Notice: if you expand (2) or (3) you will obtain (1).

EXAMPLE 5

Consider $f(x) = 3x^2 + 12x$.

Factored form: $3x(x+4)$. The roots are immediately $x = 0$ and $x = -4$.
Vertex x-coordinate: utilizing the midpoint gives $x = \frac{0 + (-4)}{2} = -2$.
Vertex y-coordinate: $f(-2) = 3(-2)^2 + 12(-2) = 12 - 24 = -12$. The vertex is $V(-2, -12)$.
Vertex form: $y = 3(x+2)^2 - 12$.

EXAMPLE 6 (Polynomial with Imaginary Roots)

Let $y = 2x^2 - 8x + 14$.

We check the discriminant first: $\Delta = (-8)^2 - 4(2)(14) = 64 - 112 = -48$.
Since $\Delta < 0$, the quadratic has no real roots (the parabola floats above the x-axis). However, the property that the vertex lies at the midpoint of the roots remains universally true, even for imaginary roots!

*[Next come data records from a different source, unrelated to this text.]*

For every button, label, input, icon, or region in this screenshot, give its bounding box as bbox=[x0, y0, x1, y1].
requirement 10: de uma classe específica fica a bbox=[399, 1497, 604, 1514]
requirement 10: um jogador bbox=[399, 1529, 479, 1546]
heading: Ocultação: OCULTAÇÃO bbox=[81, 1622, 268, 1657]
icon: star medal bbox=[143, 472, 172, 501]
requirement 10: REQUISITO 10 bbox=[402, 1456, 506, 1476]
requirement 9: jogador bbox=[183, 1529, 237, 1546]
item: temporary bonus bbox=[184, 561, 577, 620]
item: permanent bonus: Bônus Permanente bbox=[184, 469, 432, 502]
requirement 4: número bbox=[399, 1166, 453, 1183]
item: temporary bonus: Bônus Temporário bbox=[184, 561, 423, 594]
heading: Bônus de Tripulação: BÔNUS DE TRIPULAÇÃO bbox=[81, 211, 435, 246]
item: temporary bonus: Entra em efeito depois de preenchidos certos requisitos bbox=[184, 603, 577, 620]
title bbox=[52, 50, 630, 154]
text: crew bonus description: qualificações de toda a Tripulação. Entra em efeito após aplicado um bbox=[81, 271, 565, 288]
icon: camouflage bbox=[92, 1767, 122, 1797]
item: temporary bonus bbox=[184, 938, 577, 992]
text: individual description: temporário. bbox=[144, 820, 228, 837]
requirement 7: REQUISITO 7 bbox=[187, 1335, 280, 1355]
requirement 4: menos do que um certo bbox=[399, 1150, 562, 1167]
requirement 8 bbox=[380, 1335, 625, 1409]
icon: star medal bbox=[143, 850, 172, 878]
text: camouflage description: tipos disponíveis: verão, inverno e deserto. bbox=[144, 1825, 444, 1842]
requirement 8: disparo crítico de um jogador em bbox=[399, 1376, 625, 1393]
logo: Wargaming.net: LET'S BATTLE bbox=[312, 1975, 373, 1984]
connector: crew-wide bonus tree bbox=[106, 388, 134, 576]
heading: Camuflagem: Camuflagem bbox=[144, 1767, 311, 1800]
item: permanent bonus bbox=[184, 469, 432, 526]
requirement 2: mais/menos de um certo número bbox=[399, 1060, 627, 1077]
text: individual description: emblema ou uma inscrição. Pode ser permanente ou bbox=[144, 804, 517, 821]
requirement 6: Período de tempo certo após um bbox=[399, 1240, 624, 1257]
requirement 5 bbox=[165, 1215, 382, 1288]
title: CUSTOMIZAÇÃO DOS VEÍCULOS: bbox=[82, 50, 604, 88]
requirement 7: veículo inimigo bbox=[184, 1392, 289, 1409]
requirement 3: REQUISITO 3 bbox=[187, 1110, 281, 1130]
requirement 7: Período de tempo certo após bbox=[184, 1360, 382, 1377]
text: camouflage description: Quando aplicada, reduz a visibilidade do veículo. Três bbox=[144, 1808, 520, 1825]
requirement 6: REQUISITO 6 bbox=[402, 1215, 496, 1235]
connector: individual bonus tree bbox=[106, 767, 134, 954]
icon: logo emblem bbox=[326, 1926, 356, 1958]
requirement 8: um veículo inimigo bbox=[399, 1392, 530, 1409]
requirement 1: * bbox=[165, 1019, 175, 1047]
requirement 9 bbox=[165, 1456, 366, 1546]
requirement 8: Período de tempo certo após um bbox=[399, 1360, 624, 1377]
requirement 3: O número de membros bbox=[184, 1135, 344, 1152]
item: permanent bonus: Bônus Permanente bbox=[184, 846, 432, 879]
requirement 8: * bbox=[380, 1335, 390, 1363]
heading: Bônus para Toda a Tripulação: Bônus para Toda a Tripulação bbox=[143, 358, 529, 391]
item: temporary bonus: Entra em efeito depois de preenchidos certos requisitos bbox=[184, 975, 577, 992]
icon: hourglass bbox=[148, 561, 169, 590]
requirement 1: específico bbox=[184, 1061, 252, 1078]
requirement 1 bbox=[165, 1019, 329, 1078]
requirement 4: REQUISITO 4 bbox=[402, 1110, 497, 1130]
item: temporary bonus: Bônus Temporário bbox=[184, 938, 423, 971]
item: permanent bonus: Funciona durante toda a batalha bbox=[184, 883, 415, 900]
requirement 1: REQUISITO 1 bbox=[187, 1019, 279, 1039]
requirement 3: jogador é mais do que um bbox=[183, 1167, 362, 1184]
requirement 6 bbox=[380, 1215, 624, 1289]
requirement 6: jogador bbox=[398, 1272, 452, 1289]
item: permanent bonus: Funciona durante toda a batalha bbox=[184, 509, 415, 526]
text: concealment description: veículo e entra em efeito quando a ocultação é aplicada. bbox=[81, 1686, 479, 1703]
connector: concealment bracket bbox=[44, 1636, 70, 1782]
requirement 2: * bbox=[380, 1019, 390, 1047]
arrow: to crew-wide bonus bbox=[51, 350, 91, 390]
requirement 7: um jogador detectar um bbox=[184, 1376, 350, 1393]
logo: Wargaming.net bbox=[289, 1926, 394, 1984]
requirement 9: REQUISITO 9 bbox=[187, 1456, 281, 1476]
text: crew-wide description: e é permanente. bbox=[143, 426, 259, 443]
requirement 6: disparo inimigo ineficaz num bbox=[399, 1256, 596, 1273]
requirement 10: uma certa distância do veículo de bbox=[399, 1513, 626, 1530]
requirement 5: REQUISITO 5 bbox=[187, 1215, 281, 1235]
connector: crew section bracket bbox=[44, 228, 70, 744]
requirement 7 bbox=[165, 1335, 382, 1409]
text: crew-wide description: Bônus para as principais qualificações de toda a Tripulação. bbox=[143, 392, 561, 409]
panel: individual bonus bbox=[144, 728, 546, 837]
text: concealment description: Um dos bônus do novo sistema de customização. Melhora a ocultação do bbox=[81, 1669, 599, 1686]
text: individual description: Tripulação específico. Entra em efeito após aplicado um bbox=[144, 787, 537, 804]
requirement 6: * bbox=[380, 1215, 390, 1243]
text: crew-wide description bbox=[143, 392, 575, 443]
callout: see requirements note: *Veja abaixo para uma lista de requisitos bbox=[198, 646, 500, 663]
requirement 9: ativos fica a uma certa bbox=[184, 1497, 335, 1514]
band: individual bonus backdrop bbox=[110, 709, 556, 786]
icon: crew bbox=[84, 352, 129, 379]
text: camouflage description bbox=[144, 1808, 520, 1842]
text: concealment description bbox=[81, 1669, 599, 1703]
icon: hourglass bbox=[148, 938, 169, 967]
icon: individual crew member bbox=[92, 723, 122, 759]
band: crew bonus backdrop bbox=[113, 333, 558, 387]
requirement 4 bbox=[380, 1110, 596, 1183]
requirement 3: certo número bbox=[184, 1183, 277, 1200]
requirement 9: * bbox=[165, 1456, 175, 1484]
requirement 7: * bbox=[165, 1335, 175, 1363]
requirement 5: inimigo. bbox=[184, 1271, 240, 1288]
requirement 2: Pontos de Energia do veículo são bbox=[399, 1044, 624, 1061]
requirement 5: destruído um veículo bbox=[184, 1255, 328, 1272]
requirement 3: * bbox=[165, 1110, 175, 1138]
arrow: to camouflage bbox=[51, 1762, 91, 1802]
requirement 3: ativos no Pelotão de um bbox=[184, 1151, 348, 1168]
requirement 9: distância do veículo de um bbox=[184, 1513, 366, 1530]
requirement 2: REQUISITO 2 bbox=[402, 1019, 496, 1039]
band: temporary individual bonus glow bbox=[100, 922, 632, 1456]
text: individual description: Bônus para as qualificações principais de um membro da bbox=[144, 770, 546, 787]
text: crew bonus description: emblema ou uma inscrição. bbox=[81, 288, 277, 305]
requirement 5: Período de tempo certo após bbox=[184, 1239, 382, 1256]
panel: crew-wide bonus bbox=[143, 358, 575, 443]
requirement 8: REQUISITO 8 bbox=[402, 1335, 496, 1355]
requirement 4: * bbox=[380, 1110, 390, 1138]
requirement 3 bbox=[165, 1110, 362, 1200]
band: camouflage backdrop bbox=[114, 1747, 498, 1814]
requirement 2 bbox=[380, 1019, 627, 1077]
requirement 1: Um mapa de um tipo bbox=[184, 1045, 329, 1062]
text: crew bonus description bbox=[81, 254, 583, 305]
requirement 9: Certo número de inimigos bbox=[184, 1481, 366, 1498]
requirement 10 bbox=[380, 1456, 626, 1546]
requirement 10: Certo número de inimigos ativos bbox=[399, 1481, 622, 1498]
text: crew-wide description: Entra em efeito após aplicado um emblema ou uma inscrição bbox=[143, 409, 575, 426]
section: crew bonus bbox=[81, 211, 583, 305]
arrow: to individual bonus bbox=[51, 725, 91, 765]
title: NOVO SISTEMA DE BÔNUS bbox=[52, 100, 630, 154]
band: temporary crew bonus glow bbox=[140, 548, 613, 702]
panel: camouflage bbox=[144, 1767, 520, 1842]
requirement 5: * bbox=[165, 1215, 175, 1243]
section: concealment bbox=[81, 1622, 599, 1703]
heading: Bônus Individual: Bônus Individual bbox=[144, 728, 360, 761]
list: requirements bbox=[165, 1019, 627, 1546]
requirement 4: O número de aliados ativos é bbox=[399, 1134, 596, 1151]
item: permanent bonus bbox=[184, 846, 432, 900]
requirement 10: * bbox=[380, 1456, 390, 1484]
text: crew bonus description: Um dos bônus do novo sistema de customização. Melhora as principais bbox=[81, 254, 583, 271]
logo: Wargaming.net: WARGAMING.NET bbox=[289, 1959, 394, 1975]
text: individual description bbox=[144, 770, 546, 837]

Method 1: Midpoint of Imaginary Roots
The roots evaluate to $x = \frac{8 \pm \sqrt{-48}}{4} = \frac{8 \pm 4i\sqrt{3}}{4} = 2 \pm i\sqrt{3}$.
So, $r_1 = 2 + i\sqrt{3}$ and $r_2 = 2 - i\sqrt{3}$.
Averaging the roots: $x = \frac{r_1 + r_2}{2} = \frac{(2 + i\sqrt{3}) + (2 - i\sqrt{3})}{2} = \frac{4}{2} = 2$.
Method 2: Formula ($x = -b/2a$)
$x = -\frac{-8}{2(2)} = \frac{8}{4} = 2$.

Both methods yield the exact same x-coordinate for the vertex! Substituting $x=2$ back into the function: $y = 2(2)^2 - 8(2) + 14 = 8 - 16 + 14 = 6$.
The vertex is $V(2, 6)$, and the vertex form is $y = 2(x - 2)^2 + 6$.

5. Vieta Formulas

Given the quadratic $y = ax^2 + bx + c$ with real roots $r_1, r_2$:

Sum of roots (S): $S = r_1 + r_2 = -\frac{b}{a}$
Product of roots (P): $P = r_1 r_2 = \frac{c}{a}$

Conversely, knowing the sum and product constructs the base quadratic: $y = x^2 - Sx + P$.

EXAMPLE 7

For the function $y = 2x^2 - 12x + 10$, the roots are 1 and 5.

Sum: $S = -\frac{-12}{2} = 6$.
Product: $P = \frac{10}{2} = 5$.
Reconstructing: $x^2 - 6x + 5 = 0$, which scales up to the original $2x^2 - 12x + 10 = 0$.